On Saturday, thousands of Hondurans demonstrated their support for President Xiomara Castro in the streets following the release of a video purportedly capturing her brother-in-law interacting with drug traffickers.
Supporters chanted in front of the presidential residence, “Xiomara is not alone!”
Days after Castro announced the termination of an extradition treaty with the United States, the tape surfaced purporting to show brother-in-law Carlos Zelaya asking the traffickers for money for Castro’s 2013 campaign.
When Castro made the unexpected disclosure on August 28, she expressed her concern that the agreement would be exploited to carry out a “coup.”
In a speech to supporters who had taken buses from all around the nation to the nation’s capital, she restated those assertions.
Castro said, standing surrounded by cabinet colleagues and her husband Manuel Zelaya, “I will not allow them to stage a new coup.”
In 2009, a military coup backed by the political right and business elites toppled former president Zelaya.
Castro has been under fire from the opposition for allegedly breaking the extradition pact and fabricating stories to shield her family and government officials.
Following the release of the video, Carlos Zelaya resigned from Congress.
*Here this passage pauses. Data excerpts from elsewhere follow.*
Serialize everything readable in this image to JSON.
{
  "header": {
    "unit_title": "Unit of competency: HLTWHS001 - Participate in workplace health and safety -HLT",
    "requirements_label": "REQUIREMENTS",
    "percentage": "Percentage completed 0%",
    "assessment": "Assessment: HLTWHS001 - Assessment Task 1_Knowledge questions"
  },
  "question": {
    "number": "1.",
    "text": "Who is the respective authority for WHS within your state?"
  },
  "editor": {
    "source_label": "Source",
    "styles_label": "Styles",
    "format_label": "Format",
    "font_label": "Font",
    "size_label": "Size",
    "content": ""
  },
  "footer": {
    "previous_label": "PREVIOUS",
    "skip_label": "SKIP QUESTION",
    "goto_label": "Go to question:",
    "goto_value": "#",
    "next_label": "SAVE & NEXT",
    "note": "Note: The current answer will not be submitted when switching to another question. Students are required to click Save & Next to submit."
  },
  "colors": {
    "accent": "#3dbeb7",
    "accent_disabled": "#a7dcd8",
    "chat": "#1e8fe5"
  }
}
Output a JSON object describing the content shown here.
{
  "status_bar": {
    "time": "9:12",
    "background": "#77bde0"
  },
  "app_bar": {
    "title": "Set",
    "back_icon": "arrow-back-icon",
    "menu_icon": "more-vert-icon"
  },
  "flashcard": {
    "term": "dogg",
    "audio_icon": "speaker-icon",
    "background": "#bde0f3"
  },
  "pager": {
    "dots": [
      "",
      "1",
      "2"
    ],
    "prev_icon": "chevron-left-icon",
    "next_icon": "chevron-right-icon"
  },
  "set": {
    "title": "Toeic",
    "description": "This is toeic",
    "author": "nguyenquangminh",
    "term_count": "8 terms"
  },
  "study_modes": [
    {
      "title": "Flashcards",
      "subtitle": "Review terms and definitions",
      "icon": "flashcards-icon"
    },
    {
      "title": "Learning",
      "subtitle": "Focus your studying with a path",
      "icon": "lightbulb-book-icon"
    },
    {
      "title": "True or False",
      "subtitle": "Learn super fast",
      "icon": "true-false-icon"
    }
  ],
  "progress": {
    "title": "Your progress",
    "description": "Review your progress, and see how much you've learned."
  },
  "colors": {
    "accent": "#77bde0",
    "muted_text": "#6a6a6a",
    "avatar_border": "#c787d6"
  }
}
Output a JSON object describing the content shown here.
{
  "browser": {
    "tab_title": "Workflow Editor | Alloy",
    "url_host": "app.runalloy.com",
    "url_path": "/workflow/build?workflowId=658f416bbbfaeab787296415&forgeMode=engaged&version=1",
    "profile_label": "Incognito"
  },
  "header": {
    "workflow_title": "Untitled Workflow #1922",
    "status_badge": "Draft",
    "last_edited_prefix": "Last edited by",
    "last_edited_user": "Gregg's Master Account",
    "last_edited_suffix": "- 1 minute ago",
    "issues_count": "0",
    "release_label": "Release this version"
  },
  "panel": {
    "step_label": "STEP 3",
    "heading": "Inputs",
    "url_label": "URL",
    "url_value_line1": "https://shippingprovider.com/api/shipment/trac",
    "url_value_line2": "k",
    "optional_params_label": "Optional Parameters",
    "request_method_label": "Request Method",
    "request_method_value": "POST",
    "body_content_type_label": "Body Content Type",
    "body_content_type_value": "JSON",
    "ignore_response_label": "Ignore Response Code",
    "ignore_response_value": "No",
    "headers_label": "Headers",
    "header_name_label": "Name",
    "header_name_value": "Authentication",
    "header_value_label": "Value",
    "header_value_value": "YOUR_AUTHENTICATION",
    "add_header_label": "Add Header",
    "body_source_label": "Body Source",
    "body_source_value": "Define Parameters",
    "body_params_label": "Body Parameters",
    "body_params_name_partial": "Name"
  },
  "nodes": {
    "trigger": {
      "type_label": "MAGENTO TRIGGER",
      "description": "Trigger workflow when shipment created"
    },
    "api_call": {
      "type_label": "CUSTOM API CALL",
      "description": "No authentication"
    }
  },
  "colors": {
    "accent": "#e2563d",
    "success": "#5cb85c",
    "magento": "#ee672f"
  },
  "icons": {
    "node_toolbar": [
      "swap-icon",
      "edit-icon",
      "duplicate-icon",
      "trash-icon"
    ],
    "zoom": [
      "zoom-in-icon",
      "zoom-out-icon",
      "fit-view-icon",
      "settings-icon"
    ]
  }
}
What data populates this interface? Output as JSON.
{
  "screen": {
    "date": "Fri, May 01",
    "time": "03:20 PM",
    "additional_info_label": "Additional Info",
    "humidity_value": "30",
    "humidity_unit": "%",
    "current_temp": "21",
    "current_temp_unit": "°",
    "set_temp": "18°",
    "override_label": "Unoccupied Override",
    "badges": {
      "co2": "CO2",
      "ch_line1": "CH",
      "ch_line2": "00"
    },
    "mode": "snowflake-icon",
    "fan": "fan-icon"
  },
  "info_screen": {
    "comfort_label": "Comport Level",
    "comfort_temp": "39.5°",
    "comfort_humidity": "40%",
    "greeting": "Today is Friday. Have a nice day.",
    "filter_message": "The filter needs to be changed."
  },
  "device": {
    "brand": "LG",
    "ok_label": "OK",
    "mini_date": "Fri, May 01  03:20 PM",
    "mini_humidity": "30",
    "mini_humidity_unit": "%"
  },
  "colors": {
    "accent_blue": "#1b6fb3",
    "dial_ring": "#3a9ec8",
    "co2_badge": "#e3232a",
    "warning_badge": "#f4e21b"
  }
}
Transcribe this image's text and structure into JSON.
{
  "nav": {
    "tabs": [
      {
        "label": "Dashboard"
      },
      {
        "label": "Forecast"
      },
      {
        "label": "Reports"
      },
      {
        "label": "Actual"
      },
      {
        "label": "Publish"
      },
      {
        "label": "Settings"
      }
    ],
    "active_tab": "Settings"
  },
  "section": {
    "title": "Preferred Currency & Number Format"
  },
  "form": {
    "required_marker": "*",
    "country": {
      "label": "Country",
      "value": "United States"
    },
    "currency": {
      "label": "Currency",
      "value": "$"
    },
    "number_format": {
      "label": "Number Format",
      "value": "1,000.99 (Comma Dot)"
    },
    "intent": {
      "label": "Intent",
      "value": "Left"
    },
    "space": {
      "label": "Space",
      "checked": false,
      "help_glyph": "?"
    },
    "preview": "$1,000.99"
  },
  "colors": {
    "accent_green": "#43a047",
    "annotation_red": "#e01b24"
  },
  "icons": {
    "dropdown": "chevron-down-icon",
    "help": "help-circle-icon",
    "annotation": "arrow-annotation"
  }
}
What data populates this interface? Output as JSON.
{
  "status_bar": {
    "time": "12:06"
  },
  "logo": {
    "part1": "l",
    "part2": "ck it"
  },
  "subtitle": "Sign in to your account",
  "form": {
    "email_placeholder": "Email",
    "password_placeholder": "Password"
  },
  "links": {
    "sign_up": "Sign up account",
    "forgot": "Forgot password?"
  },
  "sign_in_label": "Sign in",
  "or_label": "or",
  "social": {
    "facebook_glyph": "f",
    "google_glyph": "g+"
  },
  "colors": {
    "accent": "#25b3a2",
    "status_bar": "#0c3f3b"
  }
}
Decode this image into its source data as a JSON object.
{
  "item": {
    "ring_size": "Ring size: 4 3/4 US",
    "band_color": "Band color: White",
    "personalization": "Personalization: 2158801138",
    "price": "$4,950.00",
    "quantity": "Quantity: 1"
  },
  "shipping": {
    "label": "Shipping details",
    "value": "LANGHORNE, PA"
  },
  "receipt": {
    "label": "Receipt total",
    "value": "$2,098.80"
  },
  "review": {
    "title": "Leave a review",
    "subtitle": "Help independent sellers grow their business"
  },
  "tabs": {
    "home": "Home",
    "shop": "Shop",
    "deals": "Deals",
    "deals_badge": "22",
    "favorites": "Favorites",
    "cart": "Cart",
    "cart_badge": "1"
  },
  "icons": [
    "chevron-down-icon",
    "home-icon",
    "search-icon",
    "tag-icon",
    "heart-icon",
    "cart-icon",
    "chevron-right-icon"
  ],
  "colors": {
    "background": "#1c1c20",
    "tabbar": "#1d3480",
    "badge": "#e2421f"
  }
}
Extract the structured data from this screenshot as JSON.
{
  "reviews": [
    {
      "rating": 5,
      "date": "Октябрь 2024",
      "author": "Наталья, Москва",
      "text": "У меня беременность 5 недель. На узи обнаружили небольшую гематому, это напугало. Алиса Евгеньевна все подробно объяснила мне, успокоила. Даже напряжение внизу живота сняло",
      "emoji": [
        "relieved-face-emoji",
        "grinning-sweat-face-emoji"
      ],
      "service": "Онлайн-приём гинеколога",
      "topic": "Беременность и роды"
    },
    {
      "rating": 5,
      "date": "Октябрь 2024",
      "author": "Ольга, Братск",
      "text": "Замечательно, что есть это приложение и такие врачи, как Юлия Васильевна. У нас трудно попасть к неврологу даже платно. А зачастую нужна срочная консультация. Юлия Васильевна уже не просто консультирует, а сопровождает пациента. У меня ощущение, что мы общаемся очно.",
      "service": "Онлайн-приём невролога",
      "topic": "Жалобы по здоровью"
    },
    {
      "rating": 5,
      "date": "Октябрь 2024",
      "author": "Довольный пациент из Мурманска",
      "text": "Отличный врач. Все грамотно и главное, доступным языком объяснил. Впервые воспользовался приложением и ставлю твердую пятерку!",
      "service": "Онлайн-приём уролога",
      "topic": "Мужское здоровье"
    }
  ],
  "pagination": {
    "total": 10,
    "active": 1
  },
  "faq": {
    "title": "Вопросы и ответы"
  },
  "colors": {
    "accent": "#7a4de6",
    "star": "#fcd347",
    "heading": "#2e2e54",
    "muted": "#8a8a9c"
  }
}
Jose Manuel Zelaya, Castro’s nephew, resigned as defence minister not long after.
Thousands of people participated in a torchlit protest against the extradition deal last Friday in Tegucigalpa, which has resulted in the extradition of 50 Hondurans accused of drug trafficking to the United States for prosecution over the previous ten years.
Among them is the former president Juan Orlando Hernandez, who was given a 45-year prison term in New York in June.